Mübarek sonrası Mısır üzerine düşünceler

Toplumların hareketlendiği bazı dönemlerde zaman öylesine hızlanır ki, değil yazılanların, söylenenlerin dahi ömrü dakikalarla ölçülür olur. Mısır’daki kalkışma bunun en güzel örneği. Hüsnü Mübarek’in Kahire’yi terk ettiğini duyup, bu yazıyı kaleme almaya başladığımda tam da bunu düşünürken, ajanslardan Mübarek’in istifa ettiği haberlerini okudum.

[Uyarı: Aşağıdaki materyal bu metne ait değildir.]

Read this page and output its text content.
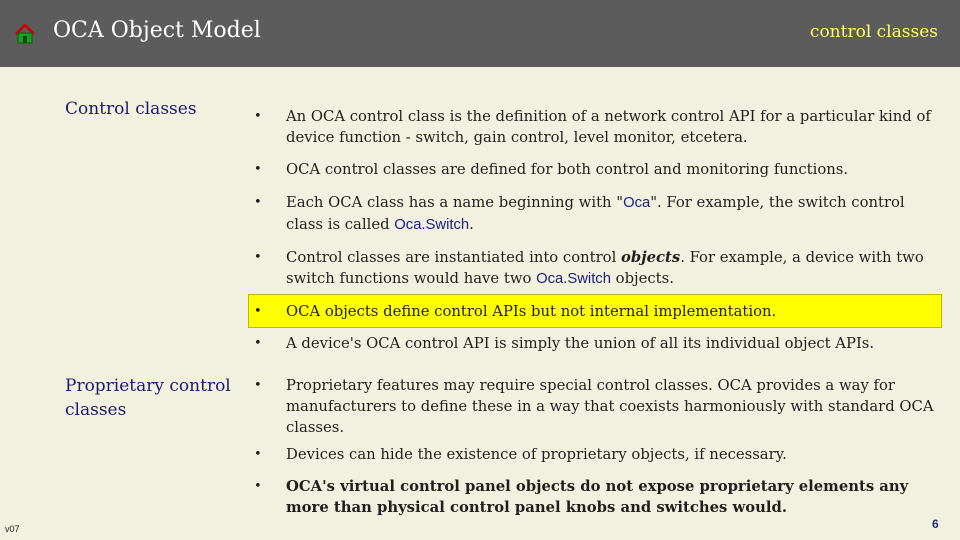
OCA Object Model	control classes
Control classes
Proprietary control classes
•	An OCA control class is the definition of a network control API for a particular kind of device function - switch, gain control, level monitor, etcetera.
•	OCA control classes are defined for both control and monitoring functions.
•	Each OCA class has a name beginning with "Oca". For example, the switch control class is called Oca.Switch.
•	Control classes are instantiated into control objects. For example, a device with two switch functions would have two Oca.Switch objects.
•	OCA objects define control APIs but not internal implementation.
•	A device's OCA control API is simply the union of all its individual object APIs.
•	Proprietary features may require special control classes. OCA provides a way for manufacturers to define these in a way that coexists harmoniously with standard OCA classes.
•	Devices can hide the existence of proprietary objects, if necessary.
•	OCA's virtual control panel objects do not expose proprietary elements any more than physical control panel knobs and switches would.
v07	6
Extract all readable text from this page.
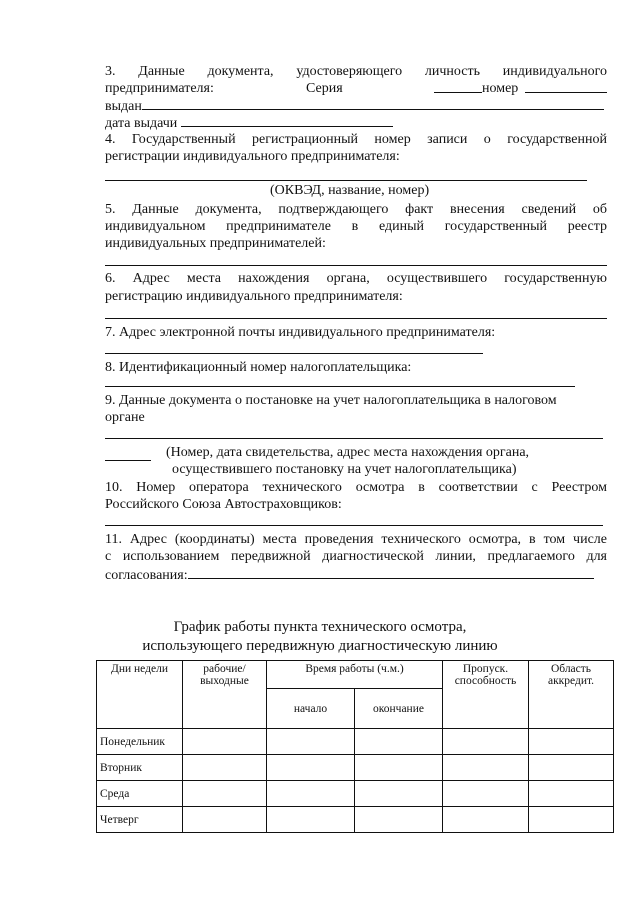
3. Данные документа, удостоверяющего личность индивидуального
предпринимателя:	Серия	номер
выдан
дата выдачи
4. Государственный регистрационный номер записи о государственной
регистрации индивидуального предпринимателя:
(ОКВЭД, название, номер)
5. Данные документа, подтверждающего факт внесения сведений об
индивидуальном предпринимателе в единый государственный реестр
индивидуальных предпринимателей:
6. Адрес места нахождения органа, осуществившего государственную
регистрацию индивидуального предпринимателя:
7. Адрес электронной почты индивидуального предпринимателя:
8. Идентификационный номер налогоплательщика:
9. Данные документа о постановке на учет налогоплательщика в налоговом
органе
(Номер, дата свидетельства, адрес места нахождения органа,
осуществившего постановку на учет налогоплательщика)
10. Номер оператора технического осмотра в соответствии с Реестром
Российского Союза Автостраховщиков:
11. Адрес (координаты) места проведения технического осмотра, в том числе
с использованием передвижной диагностической линии, предлагаемого для
согласования:
График работы пункта технического осмотра,
использующего передвижную диагностическую линию
Дни недели	рабочие/ выходные	Время работы (ч.м.)		Пропуск. способность	Область аккредит.
		начало	окончание		
Понедельник					
Вторник					
Среда					
Четверг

Mısır halkının onur abidesi hâline gelen Tahrir Meydanı’ndan yayın yapan televiyoncular, insanların sevinç içinde olduklarını ve »halkın rejimi alaşağı ettiğini« bildiriyorlardı. Doğru, insanlar nasıl sevinmesinler ki, bir despot daha gitti, ama kanımca »rejimin alaşağı edildiğini« şu an için söylemek yanlış olur. Burada daha çok ordu yönetiminin yeni bir hükümete geçiş sürecini kendi kontrolüne aldığından bahsetmek gerektiği düşüncesindeyim.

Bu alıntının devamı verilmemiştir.